Housing Minister Nick Smith on Saturday flagged amendments to the Residential Tenancy Act.
In August, the Tenancy Tribunal ruled Amanda Stewart was not liable for the damage caused by her dog to her Foxton rental, despite there being a no-pets clause.
That was because under the Act she was immune as the damage wasn't intentional or criminal and the landlord could recover it through insurance.
The landlord, David Russ, is intending to appeal the decision, Fairfax has reported.
Dr Smith says the decision is creating uncertainty for landlords and tenants across the country, where there are 450,000 tenanted properties.
"The latest court rulings mean landlords cannot recover the costs of this damage where they have insurance, including for their costs such as the excess," he said.

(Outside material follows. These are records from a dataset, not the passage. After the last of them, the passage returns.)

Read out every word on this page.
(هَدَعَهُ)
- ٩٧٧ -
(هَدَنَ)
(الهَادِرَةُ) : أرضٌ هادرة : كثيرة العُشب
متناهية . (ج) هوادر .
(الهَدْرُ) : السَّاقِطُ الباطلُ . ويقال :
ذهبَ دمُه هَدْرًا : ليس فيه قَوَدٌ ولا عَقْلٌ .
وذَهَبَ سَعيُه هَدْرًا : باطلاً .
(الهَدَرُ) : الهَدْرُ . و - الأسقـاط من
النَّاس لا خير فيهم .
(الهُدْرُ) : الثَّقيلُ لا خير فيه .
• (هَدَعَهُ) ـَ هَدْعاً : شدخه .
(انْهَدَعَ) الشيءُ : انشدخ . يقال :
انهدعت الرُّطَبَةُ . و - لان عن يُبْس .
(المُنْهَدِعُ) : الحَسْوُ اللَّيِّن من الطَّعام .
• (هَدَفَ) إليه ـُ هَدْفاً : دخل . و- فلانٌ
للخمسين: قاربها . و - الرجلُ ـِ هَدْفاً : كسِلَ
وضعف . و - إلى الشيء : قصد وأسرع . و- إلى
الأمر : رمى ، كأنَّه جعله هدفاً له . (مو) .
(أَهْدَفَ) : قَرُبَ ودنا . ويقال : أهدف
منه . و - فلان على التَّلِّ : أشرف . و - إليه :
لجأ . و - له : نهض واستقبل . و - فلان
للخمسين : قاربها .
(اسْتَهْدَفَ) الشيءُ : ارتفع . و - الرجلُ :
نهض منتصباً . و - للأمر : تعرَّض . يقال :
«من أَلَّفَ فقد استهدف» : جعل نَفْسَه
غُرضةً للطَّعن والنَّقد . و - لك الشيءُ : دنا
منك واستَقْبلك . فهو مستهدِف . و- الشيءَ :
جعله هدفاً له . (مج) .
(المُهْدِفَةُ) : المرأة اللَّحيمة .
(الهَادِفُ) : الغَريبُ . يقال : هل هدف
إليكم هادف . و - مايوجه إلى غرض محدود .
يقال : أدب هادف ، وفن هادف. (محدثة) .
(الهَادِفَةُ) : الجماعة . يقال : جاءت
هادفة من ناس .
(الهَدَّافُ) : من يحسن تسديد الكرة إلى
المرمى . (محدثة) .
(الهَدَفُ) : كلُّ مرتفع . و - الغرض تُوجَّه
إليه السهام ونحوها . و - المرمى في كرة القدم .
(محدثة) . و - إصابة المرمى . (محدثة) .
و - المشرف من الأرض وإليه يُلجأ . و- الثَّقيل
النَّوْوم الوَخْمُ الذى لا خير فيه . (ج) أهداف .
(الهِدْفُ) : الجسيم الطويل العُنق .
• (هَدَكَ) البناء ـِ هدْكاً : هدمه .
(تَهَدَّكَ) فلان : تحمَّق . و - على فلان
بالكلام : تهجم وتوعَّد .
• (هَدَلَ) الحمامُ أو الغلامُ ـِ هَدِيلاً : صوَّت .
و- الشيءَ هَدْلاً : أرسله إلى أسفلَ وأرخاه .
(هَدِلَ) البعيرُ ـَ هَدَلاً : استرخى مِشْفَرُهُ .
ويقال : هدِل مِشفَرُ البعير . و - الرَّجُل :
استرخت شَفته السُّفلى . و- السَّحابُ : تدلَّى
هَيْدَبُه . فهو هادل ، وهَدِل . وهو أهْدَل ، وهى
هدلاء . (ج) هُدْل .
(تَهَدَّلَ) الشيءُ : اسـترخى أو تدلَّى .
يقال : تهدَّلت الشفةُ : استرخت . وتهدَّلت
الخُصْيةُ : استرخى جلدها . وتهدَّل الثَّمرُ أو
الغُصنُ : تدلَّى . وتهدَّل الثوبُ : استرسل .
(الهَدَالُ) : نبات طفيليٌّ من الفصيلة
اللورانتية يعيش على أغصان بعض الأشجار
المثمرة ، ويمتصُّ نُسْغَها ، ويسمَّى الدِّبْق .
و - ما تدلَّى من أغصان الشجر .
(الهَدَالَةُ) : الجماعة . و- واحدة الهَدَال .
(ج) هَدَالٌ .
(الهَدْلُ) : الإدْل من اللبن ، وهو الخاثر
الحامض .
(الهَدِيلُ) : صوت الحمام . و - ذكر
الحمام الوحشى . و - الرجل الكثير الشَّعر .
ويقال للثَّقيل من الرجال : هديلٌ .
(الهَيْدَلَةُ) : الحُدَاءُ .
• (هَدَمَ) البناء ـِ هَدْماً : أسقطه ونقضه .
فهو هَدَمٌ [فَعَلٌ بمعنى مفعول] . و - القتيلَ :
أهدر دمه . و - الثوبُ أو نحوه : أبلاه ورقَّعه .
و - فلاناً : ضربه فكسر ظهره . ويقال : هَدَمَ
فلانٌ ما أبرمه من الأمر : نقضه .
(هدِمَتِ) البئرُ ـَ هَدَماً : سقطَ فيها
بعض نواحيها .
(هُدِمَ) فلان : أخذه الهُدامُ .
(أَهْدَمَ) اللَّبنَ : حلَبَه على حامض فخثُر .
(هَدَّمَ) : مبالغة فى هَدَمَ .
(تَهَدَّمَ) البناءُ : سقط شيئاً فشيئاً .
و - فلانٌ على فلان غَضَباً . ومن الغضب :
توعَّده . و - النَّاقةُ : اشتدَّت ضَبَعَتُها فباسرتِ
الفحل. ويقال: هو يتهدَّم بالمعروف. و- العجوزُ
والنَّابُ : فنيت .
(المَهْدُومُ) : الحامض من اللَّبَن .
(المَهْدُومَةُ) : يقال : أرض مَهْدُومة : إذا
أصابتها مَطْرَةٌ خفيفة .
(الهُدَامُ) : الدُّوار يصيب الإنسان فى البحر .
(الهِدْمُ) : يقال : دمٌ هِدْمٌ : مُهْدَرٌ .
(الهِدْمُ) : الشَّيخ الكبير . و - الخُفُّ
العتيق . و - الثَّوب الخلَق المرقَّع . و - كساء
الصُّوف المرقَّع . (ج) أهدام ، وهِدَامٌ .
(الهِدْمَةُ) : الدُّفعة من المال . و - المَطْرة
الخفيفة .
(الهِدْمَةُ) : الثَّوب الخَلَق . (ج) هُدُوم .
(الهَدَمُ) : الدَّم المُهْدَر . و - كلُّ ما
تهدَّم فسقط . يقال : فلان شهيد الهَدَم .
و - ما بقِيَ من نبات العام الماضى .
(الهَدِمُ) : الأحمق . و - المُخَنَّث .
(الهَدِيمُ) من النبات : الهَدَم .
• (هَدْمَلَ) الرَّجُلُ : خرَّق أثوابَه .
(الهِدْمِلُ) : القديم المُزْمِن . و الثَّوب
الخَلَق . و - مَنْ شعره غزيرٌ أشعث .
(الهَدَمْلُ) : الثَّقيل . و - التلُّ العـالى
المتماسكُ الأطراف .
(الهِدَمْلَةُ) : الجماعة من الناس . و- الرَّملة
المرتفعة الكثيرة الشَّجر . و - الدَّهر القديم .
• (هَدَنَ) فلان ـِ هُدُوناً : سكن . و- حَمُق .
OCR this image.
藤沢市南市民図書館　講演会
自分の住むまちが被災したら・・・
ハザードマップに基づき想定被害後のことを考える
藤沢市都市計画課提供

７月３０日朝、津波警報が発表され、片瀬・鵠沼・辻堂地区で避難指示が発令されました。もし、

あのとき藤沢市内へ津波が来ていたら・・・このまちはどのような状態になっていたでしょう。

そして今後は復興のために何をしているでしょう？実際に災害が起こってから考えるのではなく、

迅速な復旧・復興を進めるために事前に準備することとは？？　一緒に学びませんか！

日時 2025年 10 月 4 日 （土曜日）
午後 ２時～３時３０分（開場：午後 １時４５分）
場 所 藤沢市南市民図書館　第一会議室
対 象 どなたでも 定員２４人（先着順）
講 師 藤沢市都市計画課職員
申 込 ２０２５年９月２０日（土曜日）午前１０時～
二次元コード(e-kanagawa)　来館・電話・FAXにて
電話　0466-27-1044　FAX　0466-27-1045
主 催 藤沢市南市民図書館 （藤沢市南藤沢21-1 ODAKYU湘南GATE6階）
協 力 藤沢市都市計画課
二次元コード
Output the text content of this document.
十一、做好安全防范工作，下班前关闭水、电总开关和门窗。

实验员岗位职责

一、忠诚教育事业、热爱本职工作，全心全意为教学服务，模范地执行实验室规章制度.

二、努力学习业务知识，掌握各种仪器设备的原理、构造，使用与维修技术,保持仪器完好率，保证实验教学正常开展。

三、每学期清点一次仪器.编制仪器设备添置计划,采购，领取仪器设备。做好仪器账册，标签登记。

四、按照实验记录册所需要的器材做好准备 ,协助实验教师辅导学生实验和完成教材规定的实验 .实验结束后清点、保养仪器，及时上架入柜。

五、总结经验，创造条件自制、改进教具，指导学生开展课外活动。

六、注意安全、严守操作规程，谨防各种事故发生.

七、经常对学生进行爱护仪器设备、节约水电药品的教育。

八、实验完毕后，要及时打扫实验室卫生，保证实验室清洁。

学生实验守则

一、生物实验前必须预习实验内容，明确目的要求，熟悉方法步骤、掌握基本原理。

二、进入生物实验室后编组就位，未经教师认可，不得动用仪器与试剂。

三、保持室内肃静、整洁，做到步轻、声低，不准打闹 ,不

"The problem with this approach is that it reduces the incentive for tenants to take good care of the property they rent. It also reduces the landlord's incentive to have insurance as it lessens tenants' responsibilities."
It could also add to the overall costs of the residential sector, driving up insurance costs and rents, Dr Smith said.
"However, we do not wish to return to the situation where tenants may be sued by their landlord's insurance company for hundreds of thousands of dollars, such as with an accidental house fire."
Dr Smith said he was looking at a model where tenants would be liable for damage caused by carelessness or negligence up to the value of their landlord's insurance excess but not exceeding four weeks' rent - the equivalent of the bond.
Tenants would remain fully liable for intentional or criminal damage.
The Ministry of Business, Innovation and Employment will start consultation with tenant and landlord organisations, and the insurance sector, on possible amendments.